Security guards stationed at the edge of the casino floor watched as Ingrid Walker, 69, of Linwood, Delaware County, slid her access card into an electronic gateway. A green arrow lit to admit her, and Walker, who bought an annual membership at the casino resort, made her way in.
“I think it’s good,” she said of the access restrictions. “It keeps the riffraff out.”
Wouldn’t want anything to disrupt the dignity of the gaming experience, surrounded by middle-aged white women relentlessly cramming bills into jangling light-up machines.
Valley Forge Casino Resort uses a silver “V” logo in ads and on billboards dotting the Pennsylvania Turnpike, I-76, and I-95. There’s also a “V” sculpture at its entrance at 1160 First Ave. Management says the logo stands for “victory” – what gamblers aim to achieve at its slots and table games – but it’s also partly a nod to the historic location.
And in case you’d forgotten why it’s historic, the ace reporter provides a helpful refresher. To quote directly:
Historical accounts say Gen.

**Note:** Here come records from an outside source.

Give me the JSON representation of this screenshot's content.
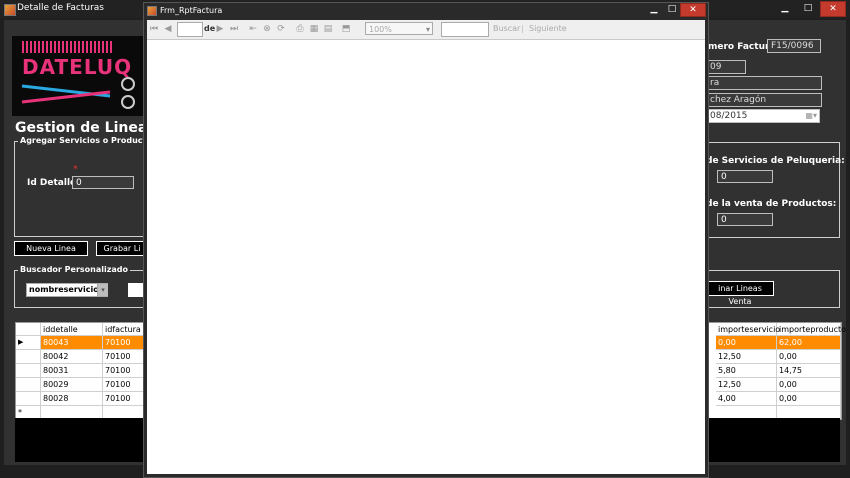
{
  "main_window": {
    "title": "Detalle de Facturas",
    "min_icon": "▁",
    "max_icon": "□",
    "close_icon": "✕"
  },
  "logo": {
    "text": "DATELUQ"
  },
  "page_title": "Gestion de Lineas d",
  "agregar_group": {
    "label": "Agregar Servicios o Productos",
    "required_mark": "*",
    "id_detalle_label": "Id Detalle",
    "id_detalle_value": "0"
  },
  "buttons": {
    "nueva_linea": "Nueva Linea",
    "grabar_linea": "Grabar Li",
    "eliminar_lineas": "inar Lineas Venta"
  },
  "buscador_group": {
    "label": "Buscador Personalizado",
    "field_select": "nombreservicio",
    "select_arrow": "▾"
  },
  "invoice_header": {
    "numero_label": "mero Factura:",
    "numero_value": "F15/0096",
    "field2": "09",
    "field3": "ra",
    "field4": "chez Aragón",
    "date_value": "08/2015"
  },
  "totals": {
    "servicios_label": "de Servicios de Peluqueria:",
    "servicios_value": "0",
    "productos_label": "de la venta de Productos:",
    "productos_value": "0"
  },
  "grid": {
    "left_headers": [
      "iddetalle",
      "idfactura"
    ],
    "right_headers": [
      "importeservicio",
      "importeproducto"
    ],
    "row_marker": "▶",
    "new_row_marker": "*",
    "rows": [
      {
        "iddetalle": "80043",
        "idfactura": "70100",
        "importeservicio": "0,00",
        "importeproducto": "62,00"
      },
      {
        "iddetalle": "80042",
        "idfactura": "70100",
        "importeservicio": "12,50",
        "importeproducto": "0,00"
      },
      {
        "iddetalle": "80031",
        "idfactura": "70100",
        "importeservicio": "5,80",
        "importeproducto": "14,75"
      },
      {
        "iddetalle": "80029",
        "idfactura": "70100",
        "importeservicio": "12,50",
        "importeproducto": "0,00"
      },
      {
        "iddetalle": "80028",
        "idfactura": "70100",
        "importeservicio": "4,00",
        "importeproducto": "0,00"
      }
    ]
  },
  "report_window": {
    "title": "Frm_RptFactura",
    "page_of": "de",
    "zoom": "100%",
    "buscar": "Buscar",
    "separator": "|",
    "siguiente": "Siguiente",
    "icons": {
      "first": "⏮",
      "prev": "◀",
      "next": "▶",
      "last": "⏭",
      "back": "⇤",
      "stop": "⊗",
      "refresh": "⟳",
      "print": "⎙",
      "print_layout": "▦",
      "page_setup": "▤",
      "export": "⬒"
    }
  }
}
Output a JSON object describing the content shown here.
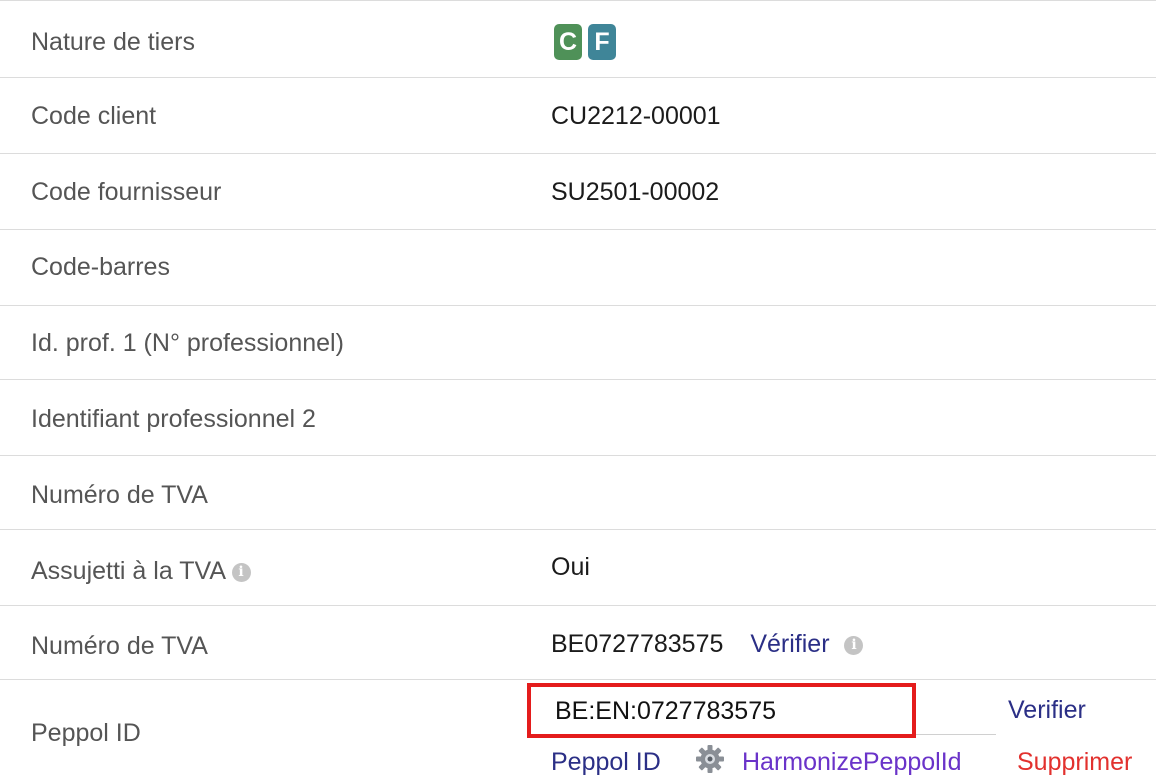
{
  "rows": [
    {
      "label": "Nature de tiers",
      "badges": [
        "C",
        "F"
      ]
    },
    {
      "label": "Code client",
      "value": "CU2212-00001"
    },
    {
      "label": "Code fournisseur",
      "value": "SU2501-00002"
    },
    {
      "label": "Code-barres",
      "value": ""
    },
    {
      "label": "Id. prof. 1 (N° professionnel)",
      "value": ""
    },
    {
      "label": "Identifiant professionnel 2",
      "value": ""
    },
    {
      "label": "Numéro de TVA",
      "value": ""
    },
    {
      "label": "Assujetti à la TVA",
      "value": "Oui"
    },
    {
      "label": "Numéro de TVA",
      "value": "BE0727783575",
      "link": "Vérifier"
    },
    {
      "label": "Peppol ID",
      "input_value": "BE:EN:0727783575",
      "verify_link": "Verifier"
    }
  ],
  "peppol_actions": {
    "peppol_id_link": "Peppol ID",
    "harmonize_link": "HarmonizePeppolId",
    "delete_link": "Supprimer"
  },
  "colors": {
    "badge_c": "#4f9158",
    "badge_f": "#3f8598",
    "link": "#2b2f86",
    "harmonize": "#6a33c9",
    "delete": "#e2312e",
    "highlight_border": "#e41c1c"
  },
  "icons": {
    "info": "info-icon",
    "gear": "gear-icon"
  }
}
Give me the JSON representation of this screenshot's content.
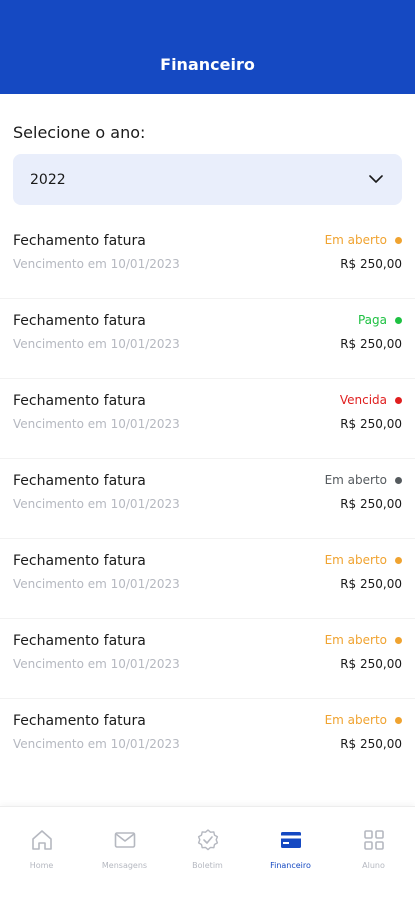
{
  "header": {
    "title": "Financeiro",
    "color": "#1549c2"
  },
  "year": {
    "label": "Selecione o ano:",
    "selected": "2022"
  },
  "invoices": [
    {
      "name": "Fechamento fatura",
      "due": "Vencimento em 10/01/2023",
      "status": "Em aberto",
      "status_color": "#f0a330",
      "amount": "R$ 250,00"
    },
    {
      "name": "Fechamento fatura",
      "due": "Vencimento em 10/01/2023",
      "status": "Paga",
      "status_color": "#1ec142",
      "amount": "R$ 250,00"
    },
    {
      "name": "Fechamento fatura",
      "due": "Vencimento em 10/01/2023",
      "status": "Vencida",
      "status_color": "#e01f1f",
      "amount": "R$ 250,00"
    },
    {
      "name": "Fechamento fatura",
      "due": "Vencimento em 10/01/2023",
      "status": "Em aberto",
      "status_color": "#555a5e",
      "amount": "R$ 250,00"
    },
    {
      "name": "Fechamento fatura",
      "due": "Vencimento em 10/01/2023",
      "status": "Em aberto",
      "status_color": "#f0a330",
      "amount": "R$ 250,00"
    },
    {
      "name": "Fechamento fatura",
      "due": "Vencimento em 10/01/2023",
      "status": "Em aberto",
      "status_color": "#f0a330",
      "amount": "R$ 250,00"
    },
    {
      "name": "Fechamento fatura",
      "due": "Vencimento em 10/01/2023",
      "status": "Em aberto",
      "status_color": "#f0a330",
      "amount": "R$ 250,00"
    }
  ],
  "nav": {
    "items": [
      {
        "label": "Home",
        "icon": "home-icon"
      },
      {
        "label": "Mensagens",
        "icon": "mail-icon"
      },
      {
        "label": "Boletim",
        "icon": "badge-check-icon"
      },
      {
        "label": "Financeiro",
        "icon": "wallet-icon",
        "active": true
      },
      {
        "label": "Aluno",
        "icon": "grid-icon"
      }
    ],
    "active_color": "#1549c2",
    "inactive_color": "#b5b8c0"
  }
}
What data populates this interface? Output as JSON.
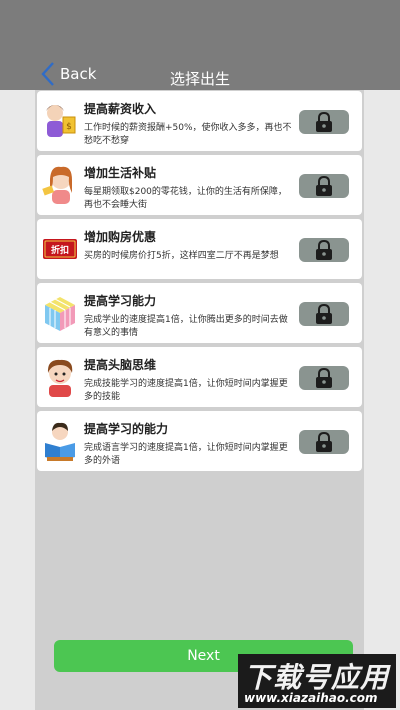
{
  "header": {
    "back_label": "Back",
    "title": "选择出生"
  },
  "items": [
    {
      "title": "提高薪资收入",
      "desc": "工作时候的薪资报酬+50%，使你收入多多，再也不愁吃不愁穿",
      "icon": "salary-person-icon"
    },
    {
      "title": "增加生活补贴",
      "desc": "每星期领取$200的零花钱，让你的生活有所保障，再也不会睡大街",
      "icon": "allowance-girl-icon"
    },
    {
      "title": "增加购房优惠",
      "desc": "买房的时候房价打5折，这样四室二厅不再是梦想",
      "icon": "discount-tag-icon"
    },
    {
      "title": "提高学习能力",
      "desc": "完成学业的速度提高1倍，让你腾出更多的时间去做有意义的事情",
      "icon": "rubiks-cube-icon"
    },
    {
      "title": "提高头脑思维",
      "desc": "完成技能学习的速度提高1倍，让你短时间内掌握更多的技能",
      "icon": "thinking-child-icon"
    },
    {
      "title": "提高学习的能力",
      "desc": "完成语言学习的速度提高1倍，让你短时间内掌握更多的外语",
      "icon": "reading-child-icon"
    }
  ],
  "discount_tag_text": "折扣",
  "next_label": "Next",
  "watermark": {
    "line1": "下载号应用",
    "line2": "www.xiazaihao.com"
  },
  "colors": {
    "header": "#7c7c7c",
    "next": "#4cc652",
    "lock_button": "#8a9490"
  }
}
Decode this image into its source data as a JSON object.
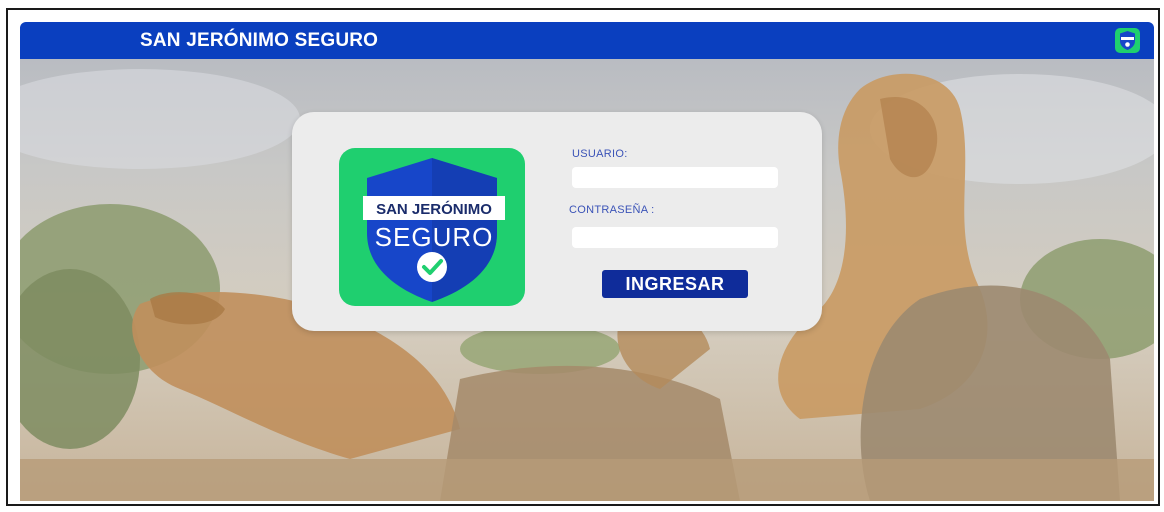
{
  "header": {
    "title": "SAN JERÓNIMO SEGURO"
  },
  "logo": {
    "line1": "SAN JERÓNIMO",
    "line2": "SEGURO",
    "icon": "shield-check-icon"
  },
  "login": {
    "user_label": "USUARIO:",
    "user_value": "",
    "password_label": "CONTRASEÑA :",
    "password_value": "",
    "submit_label": "INGRESAR"
  },
  "colors": {
    "header_bg": "#0a3fbf",
    "button_bg": "#0f2c9a",
    "label_text": "#3b53b7",
    "logo_green": "#1fcf6f",
    "logo_blue": "#1746c9"
  }
}
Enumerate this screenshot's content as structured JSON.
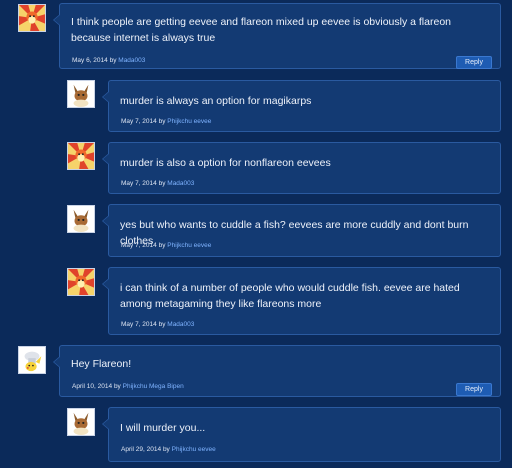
{
  "comments": [
    {
      "avatar": "flareon-avatar",
      "text": "I think people are getting eevee and flareon mixed up eevee is obviously a flareon because internet is always true",
      "date": "May 6, 2014",
      "by": "by",
      "author": "Mada003",
      "reply_label": "Reply"
    },
    {
      "avatar": "eevee-avatar",
      "text": "murder is always an option for magikarps",
      "date": "May 7, 2014",
      "by": "by",
      "author": "Phijkchu eevee"
    },
    {
      "avatar": "flareon-avatar",
      "text": "murder is also a option for nonflareon eevees",
      "date": "May 7, 2014",
      "by": "by",
      "author": "Mada003"
    },
    {
      "avatar": "eevee-avatar",
      "text": "yes but who wants to cuddle a fish? eevees are more cuddly and dont burn clothes",
      "date": "May 7, 2014",
      "by": "by",
      "author": "Phijkchu eevee"
    },
    {
      "avatar": "flareon-avatar",
      "text": "i can think of a number of people who would cuddle fish. eevee are hated among metagaming they like flareons more",
      "date": "May 7, 2014",
      "by": "by",
      "author": "Mada003"
    },
    {
      "avatar": "pikachu-avatar",
      "text": "Hey Flareon!",
      "date": "April 10, 2014",
      "by": "by",
      "author": "Phijkchu Mega Bipen",
      "reply_label": "Reply"
    },
    {
      "avatar": "eevee-avatar",
      "text": "I will murder you...",
      "date": "April 29, 2014",
      "by": "by",
      "author": "Phijkchu eevee"
    }
  ]
}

Washington, with the aid of Prussian military officer Friedrich Wilhelm von Steuben, unified and standardized the Continental Army when it camped at Valley Forge from December 1777 to June 1778. Their preparation led to the capture of Hessian and British troops at the Battle of Trenton, considered a turning point in the American Revolution.
The Battle of Trenton took place a full year before the winter at Valley Forge, of course, so the Americans evidently managed to get twelve months’ worth of extra fighting experience and then go back in time to use it against their enemies. No wonder the Hessians were surprised.
“Roads?” Washington reportedly said to his troops as they prepared to cross the Delaware. “Where we’re going, we don’t need roads.”